Secondo Carlo De Luca. Responsabile delle Gestioni Patrimoniali di Gamma Capital le possibilità che il rally prosegua con questo ritmo a dicembre non sono favorevoli, visto che si rischia di passare dall’eccesso di pessimismo di ottobre all’eccesso di ottimismo del mese scorso: “mi aspetto un dicembre laterale”. Guardando al 2024, però, De Luca ha espresso una visione più rialzista a confronto delle posizioni piuttosto caute espresse dalle maggiori banche d’affari come Goldman Sachs e Morgan Stanley, i cui obiettivi per l’S&P 500 a fine anno sono rispettivamente di 4.700 e 4.500 punti.
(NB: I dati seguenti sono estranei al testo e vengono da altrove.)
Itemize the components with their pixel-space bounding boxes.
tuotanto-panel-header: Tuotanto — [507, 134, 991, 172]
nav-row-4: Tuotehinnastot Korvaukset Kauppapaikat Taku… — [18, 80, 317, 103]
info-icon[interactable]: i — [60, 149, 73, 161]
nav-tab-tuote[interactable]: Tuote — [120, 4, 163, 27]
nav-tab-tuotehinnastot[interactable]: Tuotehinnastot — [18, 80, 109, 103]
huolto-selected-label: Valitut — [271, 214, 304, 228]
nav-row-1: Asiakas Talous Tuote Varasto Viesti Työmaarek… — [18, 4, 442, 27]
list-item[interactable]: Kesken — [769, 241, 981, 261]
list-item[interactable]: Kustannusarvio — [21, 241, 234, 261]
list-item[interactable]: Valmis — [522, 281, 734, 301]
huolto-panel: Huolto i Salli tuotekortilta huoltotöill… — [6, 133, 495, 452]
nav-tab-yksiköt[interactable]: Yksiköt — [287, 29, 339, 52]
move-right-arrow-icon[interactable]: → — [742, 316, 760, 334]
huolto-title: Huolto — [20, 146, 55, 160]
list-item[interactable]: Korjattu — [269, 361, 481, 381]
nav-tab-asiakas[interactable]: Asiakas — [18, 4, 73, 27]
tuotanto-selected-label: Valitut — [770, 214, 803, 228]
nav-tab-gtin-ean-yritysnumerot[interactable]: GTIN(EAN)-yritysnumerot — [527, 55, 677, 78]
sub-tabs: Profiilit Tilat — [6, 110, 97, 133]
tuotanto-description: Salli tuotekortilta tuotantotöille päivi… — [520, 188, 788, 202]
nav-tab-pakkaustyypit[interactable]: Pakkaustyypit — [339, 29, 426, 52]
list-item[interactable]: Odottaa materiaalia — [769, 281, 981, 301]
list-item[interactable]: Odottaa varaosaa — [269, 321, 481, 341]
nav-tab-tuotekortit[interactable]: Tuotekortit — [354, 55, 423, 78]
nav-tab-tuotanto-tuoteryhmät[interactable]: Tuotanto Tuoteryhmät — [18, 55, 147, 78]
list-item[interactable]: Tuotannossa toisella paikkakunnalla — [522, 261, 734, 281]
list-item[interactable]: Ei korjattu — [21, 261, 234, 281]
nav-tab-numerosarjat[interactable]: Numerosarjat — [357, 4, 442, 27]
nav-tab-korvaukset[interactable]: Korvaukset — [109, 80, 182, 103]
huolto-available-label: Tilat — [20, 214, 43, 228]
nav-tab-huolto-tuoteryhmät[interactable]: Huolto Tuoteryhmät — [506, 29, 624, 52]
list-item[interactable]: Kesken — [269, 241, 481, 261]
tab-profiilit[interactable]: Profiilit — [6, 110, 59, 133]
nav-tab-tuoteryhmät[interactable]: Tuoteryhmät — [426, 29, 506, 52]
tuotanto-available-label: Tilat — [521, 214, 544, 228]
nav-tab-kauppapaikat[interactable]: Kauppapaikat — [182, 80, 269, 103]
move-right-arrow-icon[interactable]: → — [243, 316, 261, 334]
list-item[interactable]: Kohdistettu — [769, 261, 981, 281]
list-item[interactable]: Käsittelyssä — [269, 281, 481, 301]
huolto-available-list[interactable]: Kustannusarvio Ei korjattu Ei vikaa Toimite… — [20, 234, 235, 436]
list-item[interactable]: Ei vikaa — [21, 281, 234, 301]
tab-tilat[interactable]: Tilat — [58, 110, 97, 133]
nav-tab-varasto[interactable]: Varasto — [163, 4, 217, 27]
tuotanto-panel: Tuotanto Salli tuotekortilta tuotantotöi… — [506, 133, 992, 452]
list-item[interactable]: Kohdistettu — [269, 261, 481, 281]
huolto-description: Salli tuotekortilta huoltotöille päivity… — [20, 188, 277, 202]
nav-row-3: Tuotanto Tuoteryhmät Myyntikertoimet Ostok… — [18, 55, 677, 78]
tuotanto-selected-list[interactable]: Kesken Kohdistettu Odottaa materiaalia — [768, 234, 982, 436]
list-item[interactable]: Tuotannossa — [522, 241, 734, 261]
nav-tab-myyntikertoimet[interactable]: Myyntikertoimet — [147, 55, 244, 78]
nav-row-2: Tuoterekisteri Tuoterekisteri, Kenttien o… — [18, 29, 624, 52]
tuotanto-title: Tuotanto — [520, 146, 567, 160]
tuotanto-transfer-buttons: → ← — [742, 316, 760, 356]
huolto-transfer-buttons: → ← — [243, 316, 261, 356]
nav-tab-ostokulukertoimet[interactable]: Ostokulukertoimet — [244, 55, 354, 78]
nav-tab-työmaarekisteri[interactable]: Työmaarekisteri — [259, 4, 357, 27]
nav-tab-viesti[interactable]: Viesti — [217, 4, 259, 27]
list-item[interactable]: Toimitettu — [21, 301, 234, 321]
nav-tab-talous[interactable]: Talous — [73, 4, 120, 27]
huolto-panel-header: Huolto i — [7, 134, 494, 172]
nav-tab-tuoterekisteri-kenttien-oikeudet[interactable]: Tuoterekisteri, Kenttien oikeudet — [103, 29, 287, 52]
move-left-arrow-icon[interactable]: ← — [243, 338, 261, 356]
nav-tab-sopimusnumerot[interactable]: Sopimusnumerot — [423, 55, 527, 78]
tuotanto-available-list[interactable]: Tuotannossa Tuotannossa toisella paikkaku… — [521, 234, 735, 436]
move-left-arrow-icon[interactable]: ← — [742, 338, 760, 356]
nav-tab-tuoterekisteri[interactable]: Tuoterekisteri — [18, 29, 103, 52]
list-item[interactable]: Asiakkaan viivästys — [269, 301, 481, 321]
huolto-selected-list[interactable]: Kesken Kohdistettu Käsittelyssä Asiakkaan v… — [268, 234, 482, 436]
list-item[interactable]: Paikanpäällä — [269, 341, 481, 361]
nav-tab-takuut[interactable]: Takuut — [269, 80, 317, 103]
De Luca vede opportunità, in particolare per le azioni growth mid e large cap, fra cui alcune società tecnologiche fuori dalla cerchia delle Magnifiche 7: Salesforce, Atlassian, Broadcomm, Palo Alto, ServiceNow, Applied Material. L’ipotesi di fondo è che il segmento growth dell’azionario potrà andare bene sia in caso di atterraggio morbido, perché questo sosterrà gli utili societari, sia in caso di recessione, in quanto crescerebbero le possibilità di tagli dei tassi più robusti tipicamente favorevoli ai titoli di questo segmento.
I tagli dei tassi, poi, suggeriscono uno scenario favorevole anche per il recupero delle small cap statunitensi e per l’obbligazionario dei mercati emergenti, ha concluso De Luca.